Gündem

Kılıçdaroğlu'na şehit cenazesinde kurşun atan saldırgan: Olay spontane gelişti!

“Tehdit etmedim, tehdit edecek olsaydım başka bir tepki ortaya koyardım”

11 Haziran 2016 12:52

İstanbul Vezneciler'deki TAK’ın üstlendiği bombalı saldırıda hayatını kaybeden 11 kişiden biri olan şehit polis memuru Gökhan Topçu’nun dayısı  İrfan Cengiz, CHP Genel Başkanı Kemal Kılıçdaroğlu’nun önüne neden kurşun attığını anlattı. Yeğeni Gökhan Topçu'yu oğlu gibi gördüğünü belirten Cengiz, yaşadığı acıların etkisiyle aniden gelişen bir tepkide bulunduğunu, tavrının bir tehdit olmadığını ifade ederken, “Tehdit etmedim, tehdit edecek olsaydım başka bir tepki ortaya koyardım” diye konuştu.

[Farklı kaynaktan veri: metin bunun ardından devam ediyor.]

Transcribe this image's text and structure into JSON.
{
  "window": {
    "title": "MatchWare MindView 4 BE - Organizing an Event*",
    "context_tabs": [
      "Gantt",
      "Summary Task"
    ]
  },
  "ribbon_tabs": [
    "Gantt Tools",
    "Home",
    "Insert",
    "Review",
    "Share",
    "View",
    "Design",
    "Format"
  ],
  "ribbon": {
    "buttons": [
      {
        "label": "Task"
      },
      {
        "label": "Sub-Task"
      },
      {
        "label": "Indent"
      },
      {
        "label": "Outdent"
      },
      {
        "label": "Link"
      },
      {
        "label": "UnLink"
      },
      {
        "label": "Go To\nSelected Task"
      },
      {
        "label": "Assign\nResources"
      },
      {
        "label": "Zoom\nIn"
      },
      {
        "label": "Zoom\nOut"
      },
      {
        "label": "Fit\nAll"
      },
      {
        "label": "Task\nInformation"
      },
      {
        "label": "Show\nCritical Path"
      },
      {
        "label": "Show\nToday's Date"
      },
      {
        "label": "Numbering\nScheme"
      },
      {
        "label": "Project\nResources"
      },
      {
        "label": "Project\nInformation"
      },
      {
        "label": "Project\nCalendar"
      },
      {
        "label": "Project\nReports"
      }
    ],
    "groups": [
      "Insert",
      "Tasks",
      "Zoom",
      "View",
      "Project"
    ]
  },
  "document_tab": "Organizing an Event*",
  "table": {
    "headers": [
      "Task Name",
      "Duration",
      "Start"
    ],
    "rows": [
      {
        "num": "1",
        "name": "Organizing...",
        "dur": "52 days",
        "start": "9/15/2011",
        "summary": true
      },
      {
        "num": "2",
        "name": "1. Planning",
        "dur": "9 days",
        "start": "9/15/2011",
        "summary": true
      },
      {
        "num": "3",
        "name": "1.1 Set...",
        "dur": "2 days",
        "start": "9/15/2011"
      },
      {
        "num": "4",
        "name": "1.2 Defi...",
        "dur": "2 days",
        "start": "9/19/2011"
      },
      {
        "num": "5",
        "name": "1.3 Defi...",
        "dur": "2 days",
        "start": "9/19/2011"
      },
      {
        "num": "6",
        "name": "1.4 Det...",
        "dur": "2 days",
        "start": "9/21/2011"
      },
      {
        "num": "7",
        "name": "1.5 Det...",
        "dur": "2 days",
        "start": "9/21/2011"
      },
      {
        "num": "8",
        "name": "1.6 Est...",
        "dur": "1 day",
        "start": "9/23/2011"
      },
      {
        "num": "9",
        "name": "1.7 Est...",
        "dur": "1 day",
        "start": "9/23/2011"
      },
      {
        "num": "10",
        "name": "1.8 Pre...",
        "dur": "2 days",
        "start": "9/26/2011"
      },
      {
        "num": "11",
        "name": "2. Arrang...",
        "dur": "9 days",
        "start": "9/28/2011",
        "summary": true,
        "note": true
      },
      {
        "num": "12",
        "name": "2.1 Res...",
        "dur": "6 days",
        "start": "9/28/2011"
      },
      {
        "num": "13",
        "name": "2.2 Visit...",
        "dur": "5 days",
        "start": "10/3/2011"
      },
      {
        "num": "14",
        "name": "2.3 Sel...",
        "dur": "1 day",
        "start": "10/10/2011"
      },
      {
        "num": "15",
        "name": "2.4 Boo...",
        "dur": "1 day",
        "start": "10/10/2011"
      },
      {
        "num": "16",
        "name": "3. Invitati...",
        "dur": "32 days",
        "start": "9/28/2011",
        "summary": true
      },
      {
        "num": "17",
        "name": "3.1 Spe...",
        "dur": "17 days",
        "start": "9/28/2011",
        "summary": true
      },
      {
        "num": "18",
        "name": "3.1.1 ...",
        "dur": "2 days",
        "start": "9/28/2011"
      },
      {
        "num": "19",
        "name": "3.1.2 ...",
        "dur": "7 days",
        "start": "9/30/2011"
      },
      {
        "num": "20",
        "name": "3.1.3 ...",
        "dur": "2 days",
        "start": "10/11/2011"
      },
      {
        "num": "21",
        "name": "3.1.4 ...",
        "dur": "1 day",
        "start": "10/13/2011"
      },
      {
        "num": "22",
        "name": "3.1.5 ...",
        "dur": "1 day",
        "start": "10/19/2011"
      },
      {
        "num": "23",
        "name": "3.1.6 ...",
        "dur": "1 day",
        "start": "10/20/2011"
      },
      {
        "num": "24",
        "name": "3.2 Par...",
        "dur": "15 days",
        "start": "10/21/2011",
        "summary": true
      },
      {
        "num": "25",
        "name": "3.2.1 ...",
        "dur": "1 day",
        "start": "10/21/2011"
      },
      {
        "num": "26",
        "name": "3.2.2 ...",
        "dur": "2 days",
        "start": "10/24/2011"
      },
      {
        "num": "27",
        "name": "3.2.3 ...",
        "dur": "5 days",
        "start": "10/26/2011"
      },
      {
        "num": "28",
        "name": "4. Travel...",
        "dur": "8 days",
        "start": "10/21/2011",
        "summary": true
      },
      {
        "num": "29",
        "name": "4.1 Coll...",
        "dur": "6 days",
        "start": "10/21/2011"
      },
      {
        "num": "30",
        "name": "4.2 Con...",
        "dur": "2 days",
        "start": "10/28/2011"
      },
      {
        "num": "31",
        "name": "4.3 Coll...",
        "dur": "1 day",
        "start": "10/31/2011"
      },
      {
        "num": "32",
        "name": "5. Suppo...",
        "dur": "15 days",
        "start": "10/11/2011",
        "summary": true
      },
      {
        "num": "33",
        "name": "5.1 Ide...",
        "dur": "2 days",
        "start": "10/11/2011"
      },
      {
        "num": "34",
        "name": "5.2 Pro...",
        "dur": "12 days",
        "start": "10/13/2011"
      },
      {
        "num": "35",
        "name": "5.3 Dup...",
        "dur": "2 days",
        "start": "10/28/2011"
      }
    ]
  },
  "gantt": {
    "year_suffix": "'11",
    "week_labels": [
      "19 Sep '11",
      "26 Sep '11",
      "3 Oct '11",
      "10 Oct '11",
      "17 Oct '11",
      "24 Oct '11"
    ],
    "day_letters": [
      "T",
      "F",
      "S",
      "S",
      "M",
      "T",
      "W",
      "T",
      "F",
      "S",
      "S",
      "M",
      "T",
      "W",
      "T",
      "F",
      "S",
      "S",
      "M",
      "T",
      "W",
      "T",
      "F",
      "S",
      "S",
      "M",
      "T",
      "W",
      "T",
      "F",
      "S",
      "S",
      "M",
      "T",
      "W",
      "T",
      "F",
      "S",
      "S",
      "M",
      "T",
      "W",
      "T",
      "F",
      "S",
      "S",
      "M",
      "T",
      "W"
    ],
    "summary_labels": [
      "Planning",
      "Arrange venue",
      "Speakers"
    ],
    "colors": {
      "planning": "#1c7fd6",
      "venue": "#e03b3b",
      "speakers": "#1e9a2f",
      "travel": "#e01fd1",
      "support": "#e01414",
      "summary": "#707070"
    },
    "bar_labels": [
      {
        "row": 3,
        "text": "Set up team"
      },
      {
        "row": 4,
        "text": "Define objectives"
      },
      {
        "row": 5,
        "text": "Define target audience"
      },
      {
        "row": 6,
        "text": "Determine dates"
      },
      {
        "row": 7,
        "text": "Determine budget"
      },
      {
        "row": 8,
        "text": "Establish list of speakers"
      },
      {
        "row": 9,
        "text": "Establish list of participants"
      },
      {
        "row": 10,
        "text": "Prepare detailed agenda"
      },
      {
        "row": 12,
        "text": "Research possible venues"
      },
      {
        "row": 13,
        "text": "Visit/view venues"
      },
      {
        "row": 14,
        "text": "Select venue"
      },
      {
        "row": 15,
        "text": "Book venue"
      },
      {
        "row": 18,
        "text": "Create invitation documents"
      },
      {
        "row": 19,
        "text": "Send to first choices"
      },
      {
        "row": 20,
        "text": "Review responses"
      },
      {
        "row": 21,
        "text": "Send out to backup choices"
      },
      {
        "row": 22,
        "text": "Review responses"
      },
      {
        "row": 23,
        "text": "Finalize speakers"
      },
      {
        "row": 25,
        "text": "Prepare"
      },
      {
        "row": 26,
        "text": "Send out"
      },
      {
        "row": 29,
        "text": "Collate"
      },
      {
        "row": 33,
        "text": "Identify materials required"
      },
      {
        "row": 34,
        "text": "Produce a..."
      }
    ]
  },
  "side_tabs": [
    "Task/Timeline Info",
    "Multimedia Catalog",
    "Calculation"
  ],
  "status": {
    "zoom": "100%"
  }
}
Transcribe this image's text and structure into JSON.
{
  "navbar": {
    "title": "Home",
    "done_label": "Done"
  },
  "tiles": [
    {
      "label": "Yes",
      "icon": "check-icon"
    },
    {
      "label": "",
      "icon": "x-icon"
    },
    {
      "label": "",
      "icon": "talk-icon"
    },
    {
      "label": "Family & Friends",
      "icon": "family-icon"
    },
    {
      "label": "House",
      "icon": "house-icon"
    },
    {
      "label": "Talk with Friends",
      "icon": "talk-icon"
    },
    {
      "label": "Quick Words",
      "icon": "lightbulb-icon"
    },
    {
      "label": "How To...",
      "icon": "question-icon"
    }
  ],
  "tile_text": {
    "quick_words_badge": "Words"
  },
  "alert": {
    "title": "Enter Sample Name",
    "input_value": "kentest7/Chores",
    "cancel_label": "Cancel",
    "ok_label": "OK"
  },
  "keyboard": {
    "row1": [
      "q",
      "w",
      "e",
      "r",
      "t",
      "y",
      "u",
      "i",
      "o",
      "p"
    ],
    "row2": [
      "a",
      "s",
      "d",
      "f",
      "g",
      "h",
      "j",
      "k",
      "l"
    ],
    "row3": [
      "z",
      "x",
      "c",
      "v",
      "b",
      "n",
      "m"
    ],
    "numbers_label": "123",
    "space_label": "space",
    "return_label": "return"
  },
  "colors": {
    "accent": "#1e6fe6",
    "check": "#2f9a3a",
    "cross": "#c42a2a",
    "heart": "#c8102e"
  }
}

Sabah’ta Salih Zengin’e konuşan İrfan Cengiz şöyle konuştu:

"İki yıl önce bir oğlum oldu. Uzun yıllar çocuk özlemimiz vardı. Ablamın oğlu Gökhan, benim yeğenim değil oğlum gibiydi. Onun şehit olduğu haberini aldıktan sonra Adli Tıp'a teşhis için gittim. Ertesi sabah gasilhanede yıkanırken yanındaydım. Patlamanın vücudunda yarattığı tahribatı görünce içim hepten yandı kavruldu. Yani benim Kılıçdaroğlu'na tepkimi birinin anlaması için bütün bunları yaşaması gerekiyor.

 

Spontane gelişti

 

"İnanın o an ne hissettiğimi bilmiyorum. Tarifi yok. Tören mangası şehidi almak için düzen oluşturduğu sırada ben de öne çıkıp tabuta yetişeyim dedim. O esnada Kemal Kılıçdaroğlu'nu gördüm. Biz de elbet insanız ve etkileniyoruz. Son zamanlarda onun yaptığı açıklamaları, beyanatları, teröre destek anlamına gelen söylemleri bilinçaltıma yerleşmiş demek ki! Bütün bu söylemler içine ateş düşmemiş insanları bile etkilerken; yeğenini o haliyle yıkanırken görmüş birisi olarak tamamen akıl ve mantık devreden çıkmış şekilde bir tepki oluştu bende. Tepkim bunların bir bileşenidir. Keşke olmasaydı, üzgünüm. Allah'a yemin ederek söylüyorum ki bu spontane gelişti. Bilinçli, tasarlanmış bir şey değildi. O esnada nasıl olduğunu, ne yaptığımı bile bilmiyorum. Bunun Kılıçdaroğlu'na yapılmış bir tehdit olması söz konusu değildir. Öyle bir psikolojide değilim zaten. Bugüne kadar kimseye karşı 'Şunu bir tehdit edeyim' psikolojisinde hiç olmadım. Öyle bir psiklojide olsam başka türlü bir tepki ortaya koyardım. Güneydoğu'da şehit olanları duyduğumuzda ağlar, duvarları yumruklar, 'vatan sağolsun' derdik. Ama bu acı direkt kalbin merkezine düşünce bambaşka oluyormuş. Benimkisi bu acının ortaya çıkardığı bir tepkidir."

 

“AK Parti’de bir görevim yok”

 

"Benim AK Parti'de hiçbir görevim yok. Yazılıp çizilenler tamamen iftiradır. Bu asılsız iftiraları ortaya atan insanları Allah'a havale ediyorum. Benim yerim yurdum, ne işle uğraştığım belli. Bugüne kadar hiçbir olaya karışmamış, vukuatı olmayan bir insan olduğum için bunlara cevap vermeye gerek bile görmüyorum. Olmayan bir şeye ne cevap vereyim, ne söyleyeyim? Bunları ciddiye bile almıyorum. İnsanın kendisini bilmesi yeterli.

 

“Başbakan bana bir şey söylemedi”

 

"Başbakanımızla ilgili bazı fotoğrafları birleştirip, montajlayıp bu olay üzerinden hükümete yüklenmeye çalışıyorlar. Başbakanımız Binali Yıldırım, şehit abisinin yanına geldiğinde ben de 20 cm uzağındaydım. Başbakanımıza doğru eğilip 'Terörle mücadelede çok iyi gidiyorsunuz. Geri adım atmamanız ve kararlılığınız bizlerin yüreğindeki ateşi biraz olsun söndürecektir' dedim ve yerime çekildim. İddia edildiği gibi Başbakan bana bir şey söylemiş değil.